Ik zal eerst iets vertellen over junks. Junks zijn maar gedeeltelijk menselijk. Ze hebben maar een doel: aan het spul komen. Daar wordt alles aan opgeoffert, familie, vrienden, zichzelf. Ze denken van shot tot shot en de rest is bijzaak. Hard ? Nee realiteit. Na zoveel jaren, zoveel ellende van zo dichtbij mee te hebben gemaakt weet ik inmiddels waar ik over praat. Ze zijn een bodemloze put, een zwart gat dat alles opslokt, en waar niets uit terugkomt. En zolang je het zwarte gat blijft voeden wordt het sterker. Totdat het niet meer gevoed wordt, en de persoon ofwel sterft, ofwel zichzelf helpt. Wij kunnen die mensen niet helpen, niets dringt tot ze door. Ze moeten zelf een breekpunt bereiken en daar kunnen ze alleen zelf, en dan nog alleen met hulp van professionals iets mee doen. Tot die tijd wordt goedheid geabsorbeert en omgezet in slechtheid, liefde misbruikt.

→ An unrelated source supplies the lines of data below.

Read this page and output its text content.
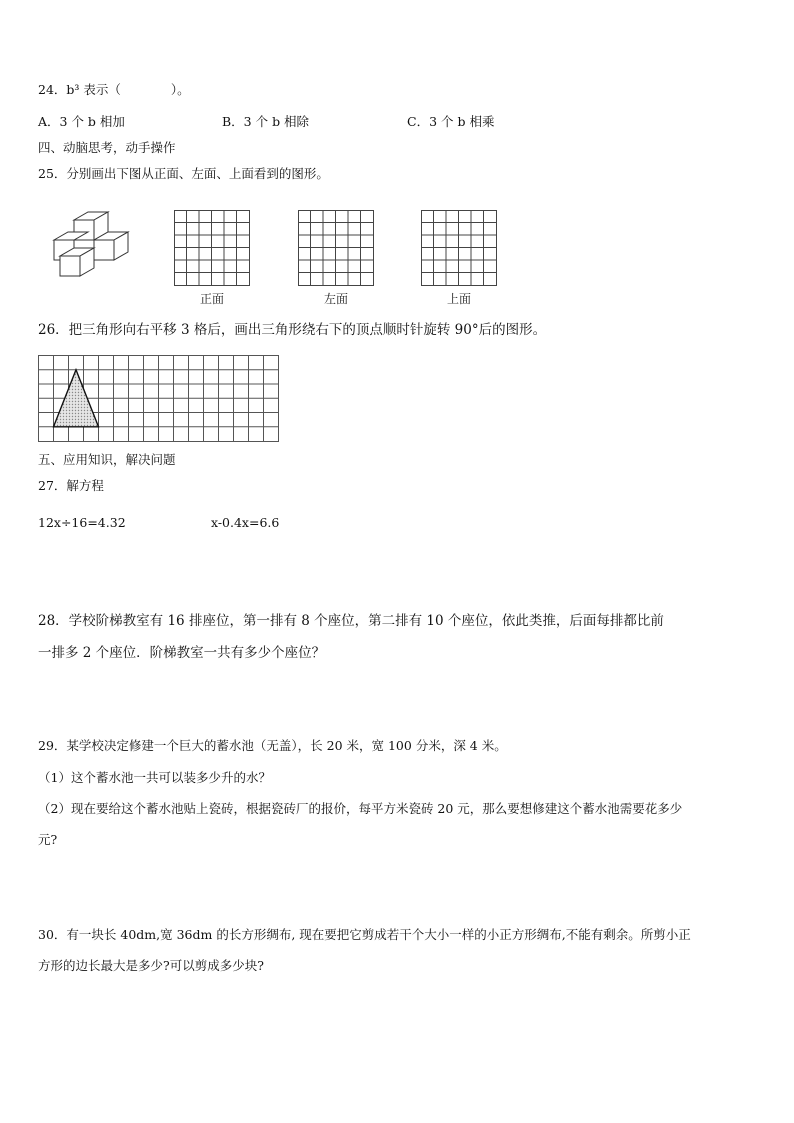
24．b³ 表示（　　　　）。
A．3 个 b 相加	B．3 个 b 相除	C．3 个 b 相乘
四、动脑思考，动手操作
25．分别画出下图从正面、左面、上面看到的图形。
正面	左面	上面
26．把三角形向右平移 3 格后，画出三角形绕右下的顶点顺时针旋转 90°后的图形。
五、应用知识，解决问题
27．解方程
12x÷16=4.32	x-0.4x=6.6
28．学校阶梯教室有 16 排座位，第一排有 8 个座位，第二排有 10 个座位，依此类推，后面每排都比前
一排多 2 个座位．阶梯教室一共有多少个座位？
29．某学校决定修建一个巨大的蓄水池（无盖），长 20 米，宽 100 分米，深 4 米。
（1）这个蓄水池一共可以装多少升的水？
（2）现在要给这个蓄水池贴上瓷砖，根据瓷砖厂的报价，每平方米瓷砖 20 元，那么要想修建这个蓄水池需要花多少
元?
30．有一块长 40dm,宽 36dm 的长方形绸布, 现在要把它剪成若干个大小一样的小正方形绸布,不能有剩余。所剪小正
方形的边长最大是多少?可以剪成多少块?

Ik zie hem staan, bibberend van de kou in zijn te dunne kleren. Maar ik laat hem niet binnen. Ik weet dat als ik heb binnenlaat, hij mij zal gebruiken, leegzuigen tot er ook bij mij niets meer te halen valt. En niet alleen mij, maar m'n gezin ook. Ik kan en zal dat niet toestaan, mijn eerste verantwoording ligt bij mijn gezin, niet bij hem. Ik houd mezelf voor dat dit mijn broer niet is, maar slechts iets wat er op lijkt. Ik zeg hem weg te gaan, en voeg er aan toe dat ik de politie zal waarschuwen als hij niet onmiddelijk verdwijnt. Binnenin me breekt er iets. Het is mn broer die ik in de kerstnacht de toegang tot m'n huis ontzeg. Terug in de woonkamer ben ik kapot, aan stukken gereten door tegenstrijdige gevoelens. Mijn vrouw troost me, liefdevol en begrijpend, maar ik begrijp het zelf maar gedeeltelijk.
Korte tijd later hoor ik dat hij in een afkickcentrum zit. Nog twee jaar later, als hij weer afgekicked is en we weer contact hebben geeft hij me groot gelijk. Door hem weg te sturen gaf ik een signaal af dat het tijd was voor een ommekeer, een signaal dat wél doordrong.
Feit blijft dat zo'n confrontatie iets afschuwelijks is. En hoewel de historie me gelijk geeft blijft de vraag hangen: Wat, als dat het laatste was wat we van hem vernomen hadden? Hoe had mijn mooie gelijk er dan uitgezien? Had ik dat mezelf ooit kunnen vergeven? Ik ben blij dat ik die vraag niet heb hoeven beantwoorden.